Primeras horas de la mañana y la marea bajando. Buena hora pa iniciar camín.
La costa de Tapia está repleta de cavidades. Algunas de ellas son cuevas naturales, pero otras están realizadas por el hombre y siguiendo grandes filones de cuarzo.
Estas búsquedas de cuarzos tapiegos fueron unas de las salidas a piedras que más he disfrutado desde que me inicié, no hace tanto, en el coleccionismo de minerales; y el motivo ha sido la mar. Siempre he mantenido un fuerte vínculo con la mar, desde que era muy, muy niño. En muchas ocasiones he comentado, y quien me conoce bien sabe que es cierto, que sería incapaz de vivir en una provincia sin mar, o alejado de ella. Y esto no es una forma de hablar. Sería literalmente incapaz .

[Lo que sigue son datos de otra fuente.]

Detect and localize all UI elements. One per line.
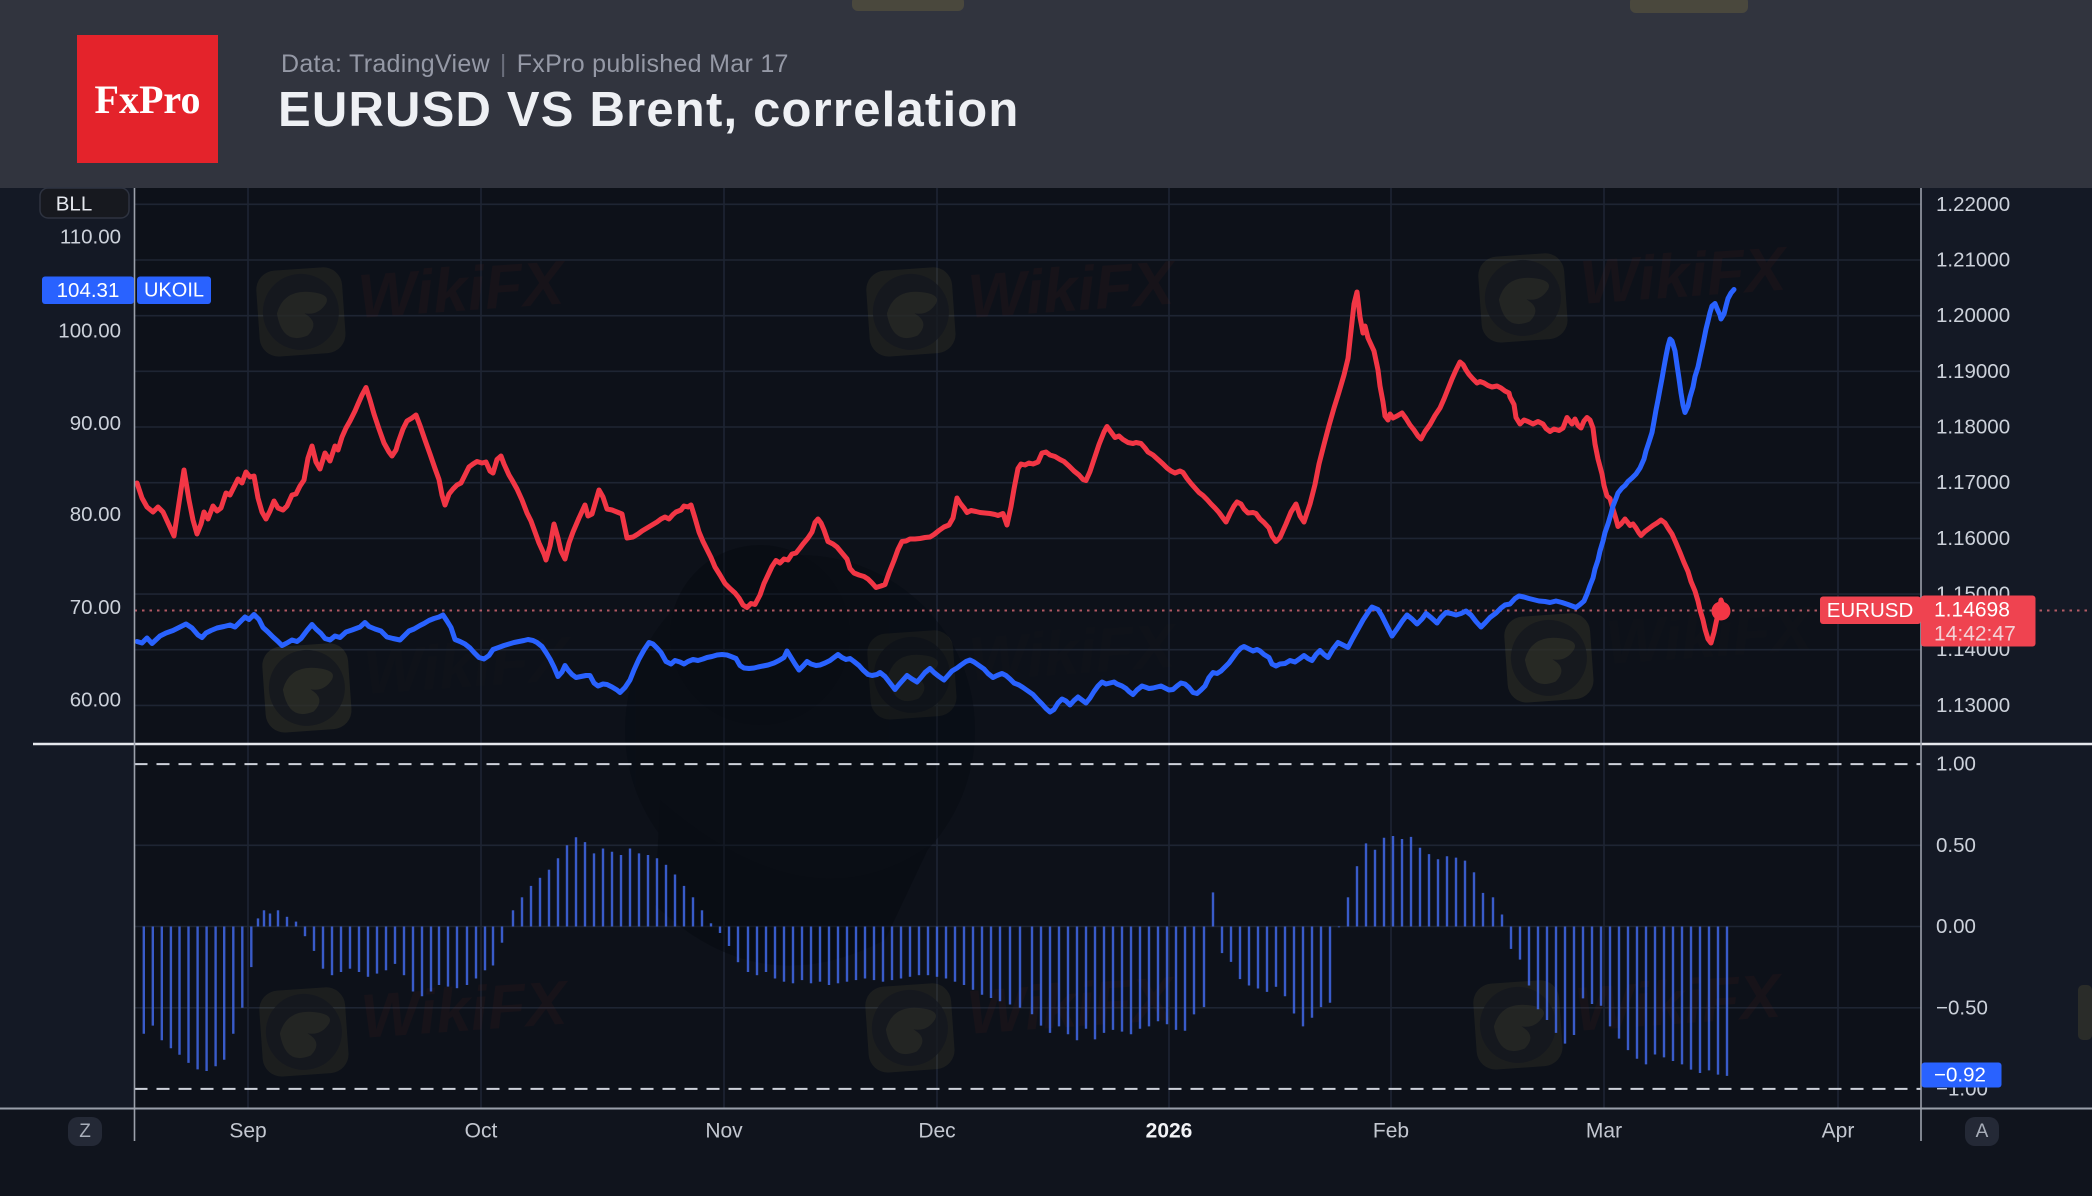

Vengo de una familia de pescadores, de la ría del Eo, y desde muy pequeño tuve un estrecho contacto con todo lo relacionado con la pesca y la mar. Durante casi toda mi infancia y gran parte de la adolescencia practiqué piragüismo, y me pasaba los días metido en el agua; en ríos y embalses, pero también en la mar y en rías. Recuerdo con gran cariño aquellos años de regatas, como la del Cultural Covadonga en el muelle de Gijón, la de la Ría de Avilés, o las de Navia, La Griega, Unquera, el Puntal de Villaviciosa... El descenso ascenso del Nalón en Pravia... O el sabor a salitre en los últimos kilómetros del Descenso del Sella.
Años después, retomé la afición a la pesca con mi padre. Nos pasamos horas y horas en las playas, rías y cantiles. Pescábamos sobre todo a fondo, en la playa, lo que hoy llaman surfcasting, pero también le dábamos sin complejos a la cacea, la boya o la pesca a pulso. Esos días los recuerdo aún con más cariño y son una de las cosas que más echo de menos en esta vida.
Pero volviendo a las piedras, e intentando no perderme más, esa profunda vinculación con la mar, ese tremendo cariño que le tengo, es lo que ha hecho que disfrutase tan intensamente de estas salidas; de algo, a priori, tan trivial como el olor a algas o el gusto a sal en los labios.
En aquellos años de pesca, además, en muchas ocasiones, las puestas en roca requerían manejarse con cierta soltura por esos terrenos. Esto también ha ayudado a la hora de trepar y destrepar cantiles en busca de los cuarzos.
Y con trepes y destrepes, en total y en todo lo largo de la línea costera, recogí muestras de cuarzo en nueve lugares diferenciados.
Algunas de las piezas fueron muy buenas, y otras no lo fueron tanto, pero en cualquier caso, cada una de ellas tiene un especial valor para mi.